(UNICAMP - 2015)
Os ombros suportam o mundo
Chega um tempo em que não se diz mais: meu Deus.
Tempo de absoluta depuração.
Tempo em que não se diz mais: meu amor.
Porque o amor resultou inútil.
E os olhos não choram.
E as mãos tecem apenas o rude trabalho.
E o coração está seco.
Em vão as mulheres batem à porta, não abrirás.
Ficaste sozinho, a luz apagou-se,
mas na sombra teus olhos resplandecem enormes.
És todo certeza, já não sabes sofrer.
E nada esperas de teus amigos.
Pouco importa venha a velhice, que é a velhice?
Teus ombros suportam o mundo
e ele não pesa mais que a mão de uma criança.
As guerras, as fomes, as discussões dentro dos edifícios
provam apenas que a vida prossegue
e nem todos se libertaram ainda.
Alguns, achando bárbaro o espetáculo,
prefeririam (os delicados) morrer.
Chegou um tempo em que não adianta morrer.
Chegou um tempo em que a vida é uma ordem.
A vida apenas, sem mistificação.
(Carlos Drummond de Andrade, Sentimento do mundo.
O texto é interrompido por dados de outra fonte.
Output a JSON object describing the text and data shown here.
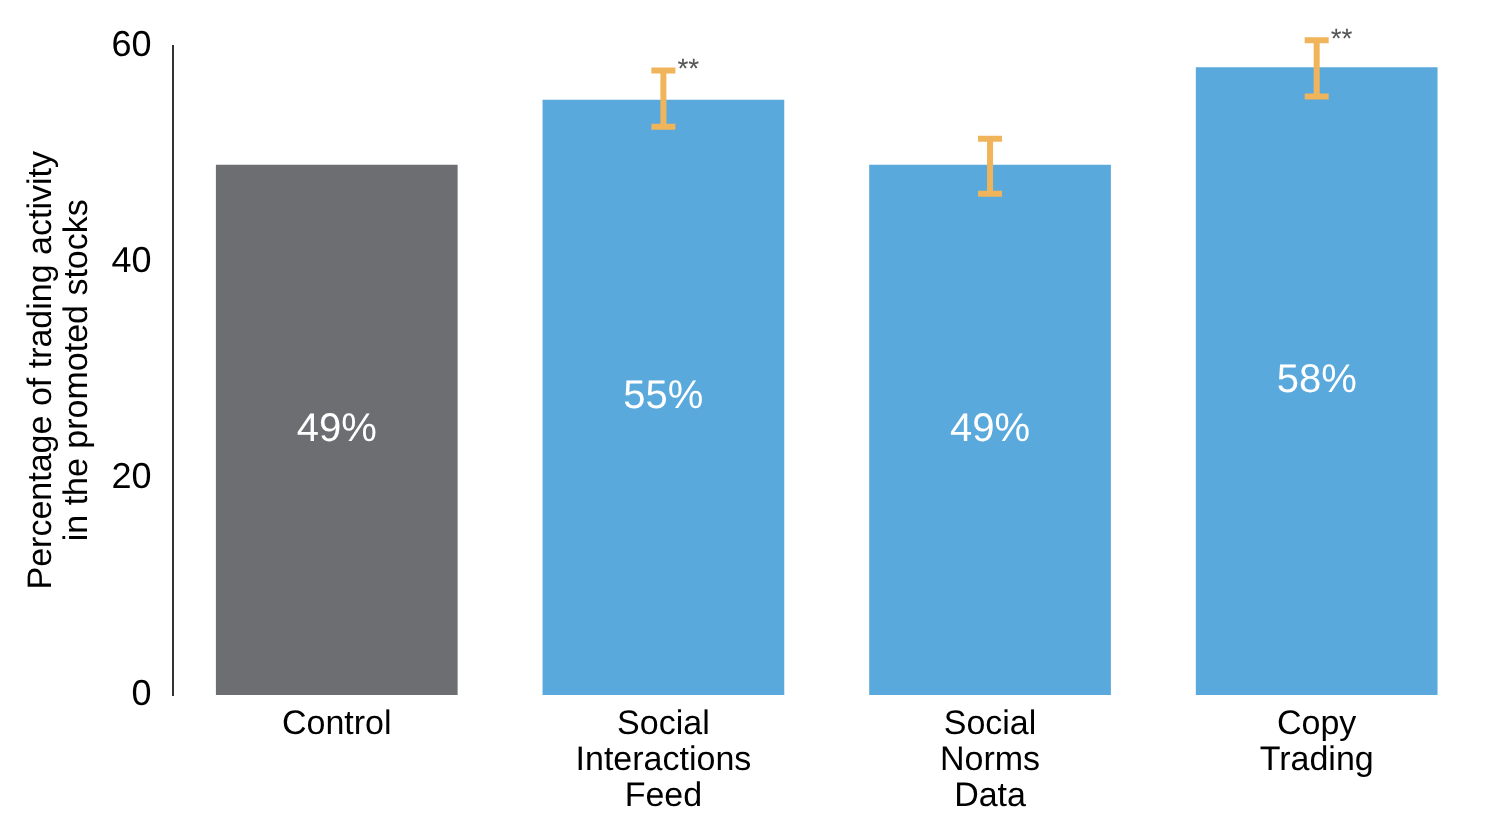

São Paulo: Companhia das Letras, 2012, p.51.)
a) Na primeira estrofe, o eu lírico afirma categoricamente que “o coração está seco”. Que imagem, nessa primeira estrofe, explica o fato de o coração estar seco? Justifique sua resposta.
b) O último verso (“A vida apenas, sem mistificação”) fornece para o leitor o sentido fundamental do poema. Levando-se em conta o conjunto do poema, que sentido é sugerido pela palavra “mistificação”?